Partitioning with a Python Connector

Creating partitions and partition trees and subtrees within a custom Ascend Python Connetor.

How Ascend Creates Partitions with Python Connectors

When ingesting data, Ascend places that data inside partitions to optimize the scheduling of processing. Partitions can be arranged into trees and sub trees, allowing Ascend to only schedule processing for unprocessed partitions. Check out Data Partitioning to learn how Ascend uses different partition strategies.

To do this, Ascend first parses the data looking for objects containing the metadata in yield. For each yield, Ascend will check for is_prefix: true to return objects as a partition under a prefix. By default, metadata is set as none and will result in placing objects in a root level partition, obtaining all the files and folders, and returning the folders as prefixes and files as non-prefix within a single partition.

How to Specify Your Partition Structure

In order to create partitions, you'll need to specify metadata. Within the Python Read Connector, list-objects only reads files as objects in a single partition by default. This is because metadata is defaulted to none. So, with list_objects, yield, and metadata specified, Ascend can create partitions according your needs.

Within yield, the function is_prefix gives you the opportunity to specify and set up your partition hierarchy. A value of false means there is no hierarchy and all the objects are treated as leaves in a non-existent hierarchy. A value of true means there is a hierarchy and composite partitions.
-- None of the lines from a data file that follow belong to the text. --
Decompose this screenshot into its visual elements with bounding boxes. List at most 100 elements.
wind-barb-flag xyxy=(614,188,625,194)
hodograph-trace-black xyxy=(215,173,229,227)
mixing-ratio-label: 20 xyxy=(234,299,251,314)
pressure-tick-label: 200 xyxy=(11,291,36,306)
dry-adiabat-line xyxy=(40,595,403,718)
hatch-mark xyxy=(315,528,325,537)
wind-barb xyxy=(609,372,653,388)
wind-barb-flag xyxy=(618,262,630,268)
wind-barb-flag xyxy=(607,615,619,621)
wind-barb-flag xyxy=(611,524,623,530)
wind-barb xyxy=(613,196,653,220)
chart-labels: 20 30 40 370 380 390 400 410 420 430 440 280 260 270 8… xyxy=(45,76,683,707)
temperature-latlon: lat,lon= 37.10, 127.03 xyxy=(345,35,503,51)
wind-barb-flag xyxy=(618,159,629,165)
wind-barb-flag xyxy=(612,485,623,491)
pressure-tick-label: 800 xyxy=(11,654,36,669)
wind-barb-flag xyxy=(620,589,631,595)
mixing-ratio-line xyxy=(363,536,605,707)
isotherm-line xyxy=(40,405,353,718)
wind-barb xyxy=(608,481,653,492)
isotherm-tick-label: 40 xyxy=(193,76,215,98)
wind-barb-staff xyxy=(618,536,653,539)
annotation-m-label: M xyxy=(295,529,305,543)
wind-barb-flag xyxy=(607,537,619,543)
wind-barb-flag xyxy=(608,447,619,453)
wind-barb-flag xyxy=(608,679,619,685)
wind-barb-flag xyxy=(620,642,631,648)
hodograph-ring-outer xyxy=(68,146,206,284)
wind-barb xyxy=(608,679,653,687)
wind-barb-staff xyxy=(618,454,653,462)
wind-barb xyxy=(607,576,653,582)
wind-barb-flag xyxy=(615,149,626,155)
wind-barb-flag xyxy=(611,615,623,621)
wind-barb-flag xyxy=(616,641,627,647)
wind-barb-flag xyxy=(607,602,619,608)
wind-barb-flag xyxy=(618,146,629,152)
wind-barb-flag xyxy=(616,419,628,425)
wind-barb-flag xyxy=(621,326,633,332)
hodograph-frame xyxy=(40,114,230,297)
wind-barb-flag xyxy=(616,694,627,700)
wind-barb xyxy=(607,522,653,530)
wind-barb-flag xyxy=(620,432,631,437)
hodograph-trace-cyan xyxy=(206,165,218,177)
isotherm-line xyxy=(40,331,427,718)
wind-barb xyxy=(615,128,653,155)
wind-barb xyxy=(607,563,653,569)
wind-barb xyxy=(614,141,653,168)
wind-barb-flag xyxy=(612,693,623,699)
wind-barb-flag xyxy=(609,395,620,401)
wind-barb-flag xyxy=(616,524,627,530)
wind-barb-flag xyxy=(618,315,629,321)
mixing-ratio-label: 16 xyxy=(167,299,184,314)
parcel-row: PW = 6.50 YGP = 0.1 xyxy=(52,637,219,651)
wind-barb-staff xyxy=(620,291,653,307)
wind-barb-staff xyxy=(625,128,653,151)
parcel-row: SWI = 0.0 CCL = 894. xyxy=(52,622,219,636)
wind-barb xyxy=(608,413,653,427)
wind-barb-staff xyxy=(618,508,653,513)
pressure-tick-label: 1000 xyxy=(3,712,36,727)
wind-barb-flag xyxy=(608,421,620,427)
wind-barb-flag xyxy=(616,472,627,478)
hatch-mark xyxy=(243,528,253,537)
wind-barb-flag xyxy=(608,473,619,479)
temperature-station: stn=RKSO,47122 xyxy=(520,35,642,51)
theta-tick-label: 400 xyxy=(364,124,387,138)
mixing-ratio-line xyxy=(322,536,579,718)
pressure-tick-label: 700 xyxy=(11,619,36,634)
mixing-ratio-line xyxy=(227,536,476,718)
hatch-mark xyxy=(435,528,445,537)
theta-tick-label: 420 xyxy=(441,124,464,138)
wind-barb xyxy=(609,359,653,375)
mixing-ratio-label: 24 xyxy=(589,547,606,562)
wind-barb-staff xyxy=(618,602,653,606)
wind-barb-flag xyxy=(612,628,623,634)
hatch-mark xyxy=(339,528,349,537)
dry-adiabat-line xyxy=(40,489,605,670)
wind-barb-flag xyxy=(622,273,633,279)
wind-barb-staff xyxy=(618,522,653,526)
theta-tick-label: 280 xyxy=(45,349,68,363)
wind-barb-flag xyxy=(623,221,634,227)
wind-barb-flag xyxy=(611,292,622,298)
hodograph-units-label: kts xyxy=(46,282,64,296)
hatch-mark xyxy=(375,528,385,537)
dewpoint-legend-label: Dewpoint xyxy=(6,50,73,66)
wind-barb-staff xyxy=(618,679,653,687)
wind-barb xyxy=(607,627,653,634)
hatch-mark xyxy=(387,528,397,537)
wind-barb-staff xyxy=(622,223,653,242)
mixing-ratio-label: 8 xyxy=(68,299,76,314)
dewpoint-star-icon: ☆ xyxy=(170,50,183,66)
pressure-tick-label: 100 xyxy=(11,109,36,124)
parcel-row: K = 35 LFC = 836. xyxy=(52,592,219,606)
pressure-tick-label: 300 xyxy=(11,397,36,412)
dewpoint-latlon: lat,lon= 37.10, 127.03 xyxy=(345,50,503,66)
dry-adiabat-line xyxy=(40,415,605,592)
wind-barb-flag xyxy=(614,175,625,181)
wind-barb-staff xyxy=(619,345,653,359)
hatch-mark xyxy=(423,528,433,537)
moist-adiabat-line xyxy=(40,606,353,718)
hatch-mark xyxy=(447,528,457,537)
To create composite partitions, you'll want to use if metadata is None: and elif metadata ["name"]== "prefix/": statements before specifying yield statements. The first set of yield statements generate the top partitions, with the specified prefix name. Next, the elif statement tells Ascend, if a specified partition prefix name exists, place objects with the following prefixes within that partition. Then, any yield statements following an elif statement tells Ascend to create leaf partitions and place objects within leaf partitions matching the prefix.

## To specify a hierarchy, first create composite partions and/or stand alone partitions.
if metadata is None:
  yield {'name': "2019/", 'is_prefix': True}
  yield {'name': "2020/", 'is_prefix': True}
  yield {'name': "2021/01", 'is_prefix': False, "fingerprint": "dfgh"}
  
## Next, add partitions to the composite partion   
elif metadata["name"]== "2019/":
  yield {'name': "2019/01", 'is_prefix': True}
  yield {'name': "2019/02", 'is_prefix': True}
  
elif metadata["name"]== "2020/":
	yield {'name': "2020/01", 'is_prefix': True}
	yield {'name': "2020/02", 'is_prefix': True, "fingerprint": "dfgh"}
	yield {'name': "2020/03", 'is_prefix': True}
  
## You can continue these iterative statements to create as many
## composite partitions and partitions as needed.

To create more partitions, you need multiple yields, or an iterative cycle of yields For every non prefix (every leaf), we'll call the read function and read this as a new partition (it'll show up in the Partition iD of the component)

Partion Hierarchy Constraints

When implementing a partition hierarchy, we have two constraints:

  • Name of Objects: When no metadata is specified, the name defaults to NONE. Specifying name means every child you return on this list_objects call has to be the parent name plus the suffix.
  • Prefix Relationships: When you return a set of child partitions, they should not relate to each other. One child partition should not be able to be prefixed for another child partition. A file and folder can have the same name on the same level, but no two files or two folders can share a name.